Holiday shopping stimulates the economy

This year’s Black Friday weekend was money green. According to the National Retail Federation, costumers spent more this year than last year.

American consumers spent $45 billion in stores and $1 billion during Cyber Monday.

David Cho, assistant professor of finance, said this was an indication of the state of the country’s economy.

“In order for the economy to grow, people need to spend money,” he said.

Cho said that more than 70 percent of the year’s revenue comes from consumer spending — even with the discounts.

“As long as retailers are efficient, they may end up doing better than previous years,” he said.

This year, online shopping was the biggest it’s ever been. Cho said this was because of the convenience of online shopping.

“Cyber shopping allows con-sumers to shop more efficiently. They can compare prices easier that going to different stores,” he said.

Daniela Zitzmann, junior biology major, said this year’s Black Friday success may be attributed to good marketing.

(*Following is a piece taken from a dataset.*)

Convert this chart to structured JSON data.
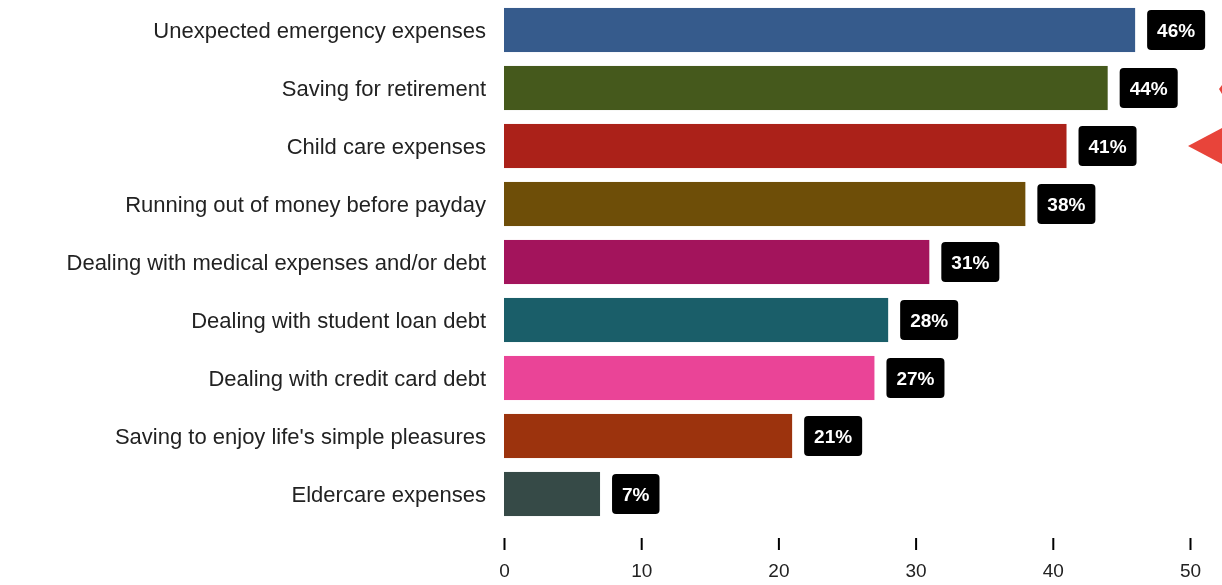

“I think it’s all about the advertising. People see posters that say 75 percent off but it is not true — at least that’s what I saw on Black Friday,” she said. “But people get into that shopping mood and go crazy.”

Michelle Garcia-Casals, sophomore biology major, said she did not think holiday shopping helped improve the economy overall.

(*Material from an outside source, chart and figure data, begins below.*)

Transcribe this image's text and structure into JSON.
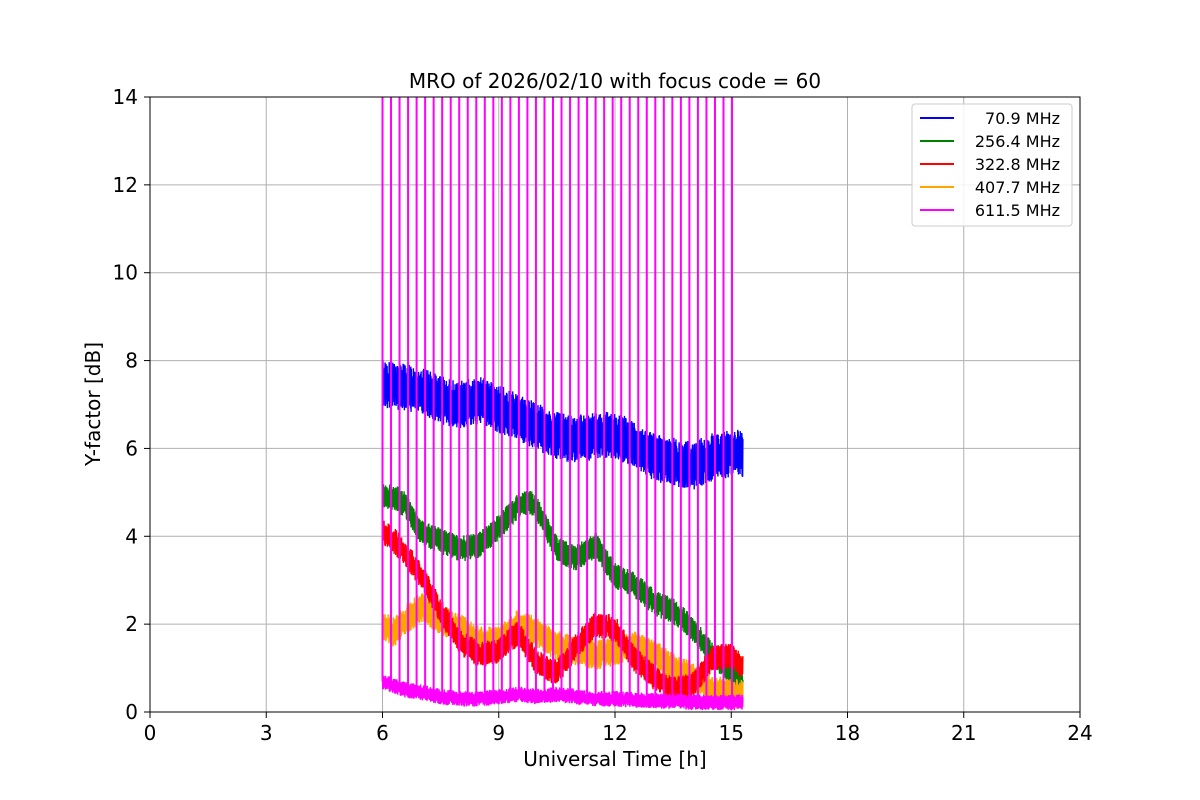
{
  "chart_data": {
    "type": "line",
    "title": "MRO of 2026/02/10 with focus code = 60",
    "xlabel": "Universal Time [h]",
    "ylabel": "Y-factor [dB]",
    "xlim": [
      0,
      24
    ],
    "ylim": [
      0,
      14
    ],
    "xticks": [
      0,
      3,
      6,
      9,
      12,
      15,
      18,
      21,
      24
    ],
    "yticks": [
      0,
      2,
      4,
      6,
      8,
      10,
      12,
      14
    ],
    "grid": true,
    "legend_position": "top-right",
    "spike_times": [
      6.0,
      6.22,
      6.44,
      6.66,
      6.88,
      7.1,
      7.32,
      7.54,
      7.76,
      7.98,
      8.2,
      8.42,
      8.64,
      8.86,
      9.08,
      9.3,
      9.52,
      9.74,
      9.96,
      10.18,
      10.4,
      10.62,
      10.84,
      11.06,
      11.28,
      11.5,
      11.72,
      11.94,
      12.16,
      12.38,
      12.6,
      12.82,
      13.04,
      13.26,
      13.48,
      13.7,
      13.92,
      14.14,
      14.36,
      14.58,
      14.8,
      15.02
    ],
    "series": [
      {
        "name": "70.9 MHz",
        "color": "#0000ff",
        "band": 0.55,
        "x": [
          6.0,
          6.3,
          6.6,
          7.0,
          7.5,
          8.0,
          8.5,
          9.0,
          9.5,
          10.0,
          10.5,
          11.0,
          11.5,
          12.0,
          12.5,
          13.0,
          13.5,
          14.0,
          14.5,
          15.0,
          15.3
        ],
        "y": [
          7.5,
          7.4,
          7.4,
          7.3,
          7.1,
          7.0,
          7.1,
          6.9,
          6.7,
          6.5,
          6.3,
          6.2,
          6.3,
          6.3,
          6.1,
          5.8,
          5.7,
          5.6,
          5.8,
          5.9,
          5.9
        ]
      },
      {
        "name": "256.4 MHz",
        "color": "#008000",
        "band": 0.3,
        "x": [
          6.0,
          6.3,
          6.6,
          7.0,
          7.5,
          8.0,
          8.5,
          9.0,
          9.5,
          9.8,
          10.0,
          10.5,
          11.0,
          11.5,
          12.0,
          12.5,
          13.0,
          13.5,
          14.0,
          14.5,
          15.0,
          15.3
        ],
        "y": [
          4.9,
          4.9,
          4.7,
          4.1,
          3.9,
          3.7,
          3.8,
          4.2,
          4.7,
          4.8,
          4.6,
          3.7,
          3.5,
          3.8,
          3.1,
          2.9,
          2.5,
          2.3,
          1.9,
          1.3,
          0.9,
          0.6
        ]
      },
      {
        "name": "322.8 MHz",
        "color": "#ff0000",
        "band": 0.3,
        "x": [
          6.0,
          6.3,
          6.6,
          7.0,
          7.5,
          8.0,
          8.5,
          9.0,
          9.5,
          10.0,
          10.5,
          11.0,
          11.5,
          12.0,
          12.5,
          13.0,
          13.5,
          14.0,
          14.5,
          15.0,
          15.3
        ],
        "y": [
          4.1,
          3.9,
          3.6,
          3.1,
          2.3,
          1.6,
          1.3,
          1.4,
          1.8,
          1.1,
          0.9,
          1.5,
          2.0,
          1.9,
          1.2,
          0.8,
          0.5,
          0.6,
          1.2,
          1.3,
          1.0
        ]
      },
      {
        "name": "407.7 MHz",
        "color": "#ffa500",
        "band": 0.35,
        "x": [
          6.0,
          6.3,
          6.6,
          7.0,
          7.5,
          8.0,
          8.5,
          9.0,
          9.5,
          10.0,
          10.5,
          11.0,
          11.5,
          12.0,
          12.5,
          13.0,
          13.5,
          14.0,
          14.5,
          15.0,
          15.3
        ],
        "y": [
          2.0,
          1.8,
          2.1,
          2.4,
          2.1,
          1.9,
          1.6,
          1.6,
          2.0,
          1.8,
          1.5,
          1.4,
          1.3,
          1.4,
          1.5,
          1.3,
          1.0,
          0.8,
          0.5,
          0.4,
          0.4
        ]
      },
      {
        "name": "611.5 MHz",
        "color": "#ff00ff",
        "band": 0.18,
        "x": [
          6.0,
          6.3,
          6.6,
          7.0,
          7.5,
          8.0,
          8.5,
          9.0,
          9.5,
          10.0,
          10.5,
          11.0,
          11.5,
          12.0,
          12.5,
          13.0,
          13.5,
          14.0,
          14.5,
          15.0,
          15.3
        ],
        "y": [
          0.7,
          0.6,
          0.5,
          0.45,
          0.35,
          0.3,
          0.3,
          0.35,
          0.4,
          0.35,
          0.4,
          0.35,
          0.3,
          0.3,
          0.28,
          0.25,
          0.25,
          0.22,
          0.22,
          0.22,
          0.22
        ]
      }
    ]
  }
}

“I think it helps a little bit, maybe for two months, but then the other 10 months, it’s bad again,” she said.

An addition to the shopping weekend was Small Business Saturday, which was introduced this year as an incentive for costumers to support locally-owned businesses.

Tamara Pino, senior environmental science major, said, “I didn’t hear about it but I think it’s a good idea because those are the people that need it.”